Forest Society and Colonialism Class 9 Question Answer

e. Tea/Coffee plantations – The Colonial administration sold large tracts of forest to European Planters for a very low price. Due to the high demand for tea and coffee in Europe, natural forests were removed for their cultivation. The Adivasis and other rural customers In the 1600s, only a sixth of India’s area was under agriculture. Considering how quickly the population has grown, more than half of the continent is now under agriculture. Peasants expanded their areas under agriculture as food need increased by clearing forests and cultivating fresh land.

f. Adivasis and other peasant users – The Adivasis and other rural people use the area to graze their animals and collect forest goods. Their primary source of income was from forest products. The only time this destroys trees is occasionally when agriculture is moved around. In reality, current trends favour involving neighbourhood inhabitants in forest protection and preservation. Adivasis and other peasant communities consider the forests to be their property, and some even hire watchmen to keep an eye on them.

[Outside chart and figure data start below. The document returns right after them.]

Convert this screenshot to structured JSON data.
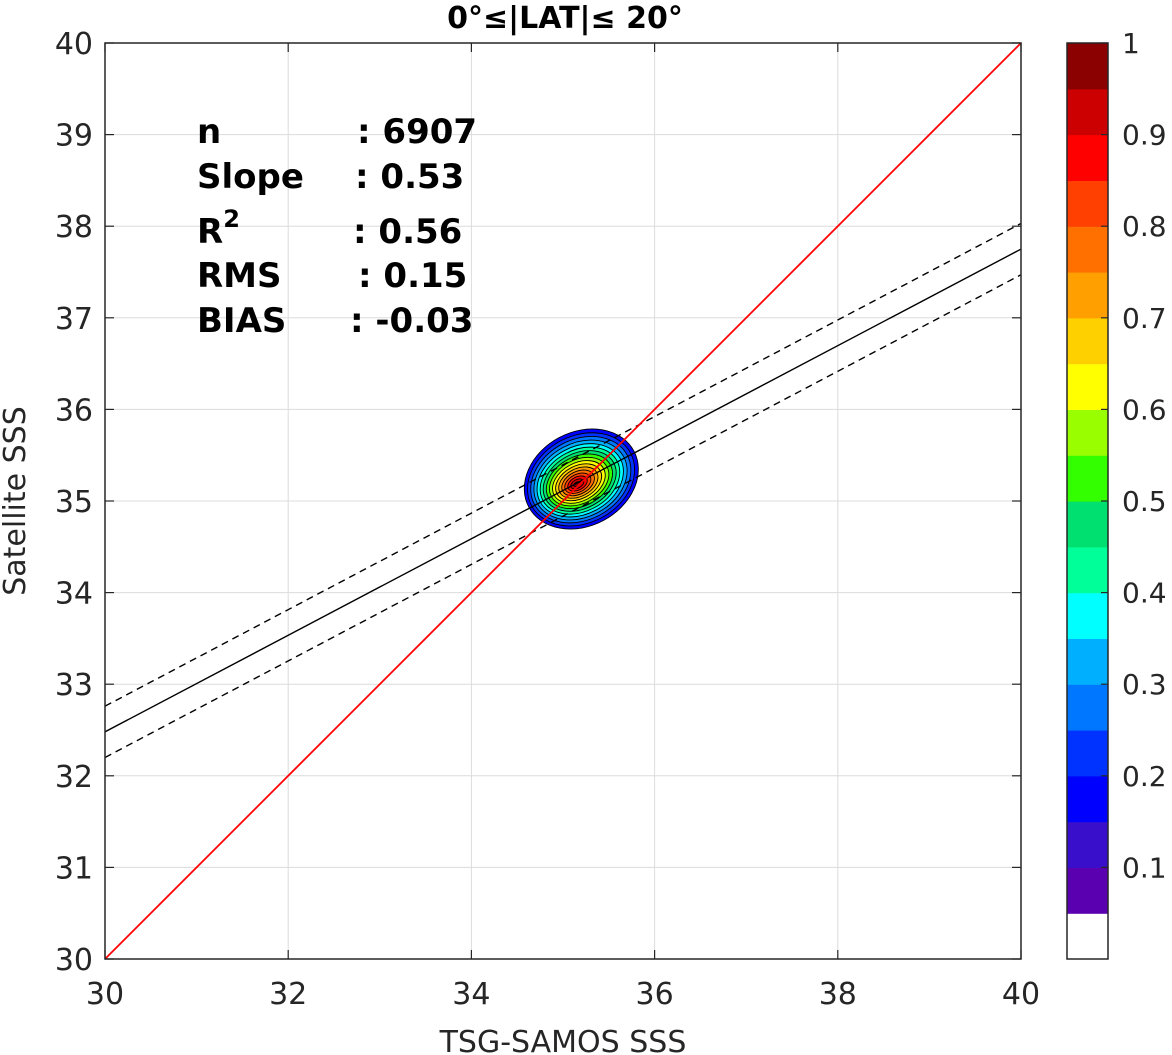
{
  "chart_data": {
    "type": "contour",
    "title": "0°≤|LAT|≤ 20°",
    "xlabel": "TSG-SAMOS SSS",
    "ylabel": "Satellite SSS",
    "xlim": [
      30,
      40
    ],
    "ylim": [
      30,
      40
    ],
    "xticks": [
      "30",
      "32",
      "34",
      "36",
      "38",
      "40"
    ],
    "yticks": [
      "30",
      "31",
      "32",
      "33",
      "34",
      "35",
      "36",
      "37",
      "38",
      "39",
      "40"
    ],
    "grid": true,
    "stats": {
      "n_label": "n",
      "n_value": ": 6907",
      "slope_label": "Slope",
      "slope_value": ": 0.53",
      "r2_label": "R",
      "r2_sup": "2",
      "r2_value": ": 0.56",
      "rms_label": "RMS",
      "rms_value": ": 0.15",
      "bias_label": "BIAS",
      "bias_value": ": -0.03"
    },
    "density_center": [
      35.15,
      35.18
    ],
    "density_extent": {
      "x": [
        34.55,
        35.85
      ],
      "y": [
        34.7,
        35.78
      ]
    },
    "reference_line": {
      "name": "1:1",
      "color": "#ff0000",
      "from": [
        30,
        30
      ],
      "to": [
        40,
        40
      ]
    },
    "fit_line": {
      "color": "#000000",
      "from": [
        30,
        32.48
      ],
      "to": [
        40,
        37.75
      ]
    },
    "fit_bounds": [
      {
        "from": [
          30,
          32.76
        ],
        "to": [
          40,
          38.03
        ]
      },
      {
        "from": [
          30,
          32.2
        ],
        "to": [
          40,
          37.47
        ]
      }
    ],
    "colorbar": {
      "ticks": [
        "0.1",
        "0.2",
        "0.3",
        "0.4",
        "0.5",
        "0.6",
        "0.7",
        "0.8",
        "0.9",
        "1"
      ],
      "range": [
        0,
        1
      ],
      "colors": [
        "#ffffff",
        "#5b00b0",
        "#3a0fcc",
        "#0000ff",
        "#0033ff",
        "#0077ff",
        "#00b0ff",
        "#00ffff",
        "#00ff99",
        "#00e070",
        "#33ff00",
        "#99ff00",
        "#ffff00",
        "#ffd000",
        "#ffa000",
        "#ff7000",
        "#ff4000",
        "#ff0000",
        "#cc0000",
        "#8b0000"
      ]
    }
  }
}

Forest Society and Colonialism Class 9 Question Answer

4. Why are forests affected by wars?
Answer – For a number of reasons, wars have an impact on forests. India’s forests were brutally cleared for war purposes by Britain during the World Wars. The Dutch destroyed sawmills and teak logs in Java to keep Japan from profiting from the forestry sector. Because of the willful destruction and clearing of forests to meet military needs, forests suffer from fast depletion and poor regrowth.